Effects of different colorants on service performance for colored asphalt pavement in cold regions

Purpose The service performance for colored asphalt pavement is inevitably affected by the addition of different colorants, especially the challenge of low temperature environment in cold regions. Therefore, the purpose of study is to explore the effects of different colorants on the service performance for colored asphalt pavement and to provide a foundation for improving the applicability of colored asphalt pavement in cold regions. Design/methodology/approach In the study, three kinds of colorants (iron oxide red, iron oxide yellow, iron oxide green) were used to compare the influence of different colorants amounts and different colorants kinds on the service performance for colored asphalt pavement in cold regions. According to the characteristics of low temperature in cold regions, the effects of different colorants on the low temperature performance for colored asphalt pavement were studied. Findings The study shows that different colorants have different effects on the service performance of colored asphalt pavement.
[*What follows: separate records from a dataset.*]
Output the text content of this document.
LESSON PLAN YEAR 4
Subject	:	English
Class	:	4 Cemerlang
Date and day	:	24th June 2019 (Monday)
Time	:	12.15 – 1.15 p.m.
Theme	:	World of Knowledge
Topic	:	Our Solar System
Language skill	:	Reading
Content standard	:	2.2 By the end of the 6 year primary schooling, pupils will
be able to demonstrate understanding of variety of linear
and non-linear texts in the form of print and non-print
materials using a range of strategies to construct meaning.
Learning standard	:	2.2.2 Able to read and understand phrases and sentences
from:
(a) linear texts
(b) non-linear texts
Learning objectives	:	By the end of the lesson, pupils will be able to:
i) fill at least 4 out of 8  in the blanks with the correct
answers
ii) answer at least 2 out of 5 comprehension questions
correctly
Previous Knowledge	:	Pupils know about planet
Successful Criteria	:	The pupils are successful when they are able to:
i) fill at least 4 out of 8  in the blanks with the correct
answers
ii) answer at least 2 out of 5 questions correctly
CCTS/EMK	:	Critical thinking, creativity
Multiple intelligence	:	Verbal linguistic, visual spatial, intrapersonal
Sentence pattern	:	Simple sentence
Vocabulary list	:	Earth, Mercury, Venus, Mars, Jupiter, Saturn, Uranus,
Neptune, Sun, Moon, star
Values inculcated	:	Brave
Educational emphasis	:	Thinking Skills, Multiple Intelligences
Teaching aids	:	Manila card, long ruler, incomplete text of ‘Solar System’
The high temperature performance increases with the increase of the colorants amount, but the low temperature performance is opposite. Additionally, the yellow colored asphalt pavement has more advantages of low temperature adaptation than the red and green colored asphalt pavement. Originality/value The study results provide a certain theoretical foundation for the application of colored asphalt pavement in cold regions and have certain value and significance for the further development of colored asphalt pavement.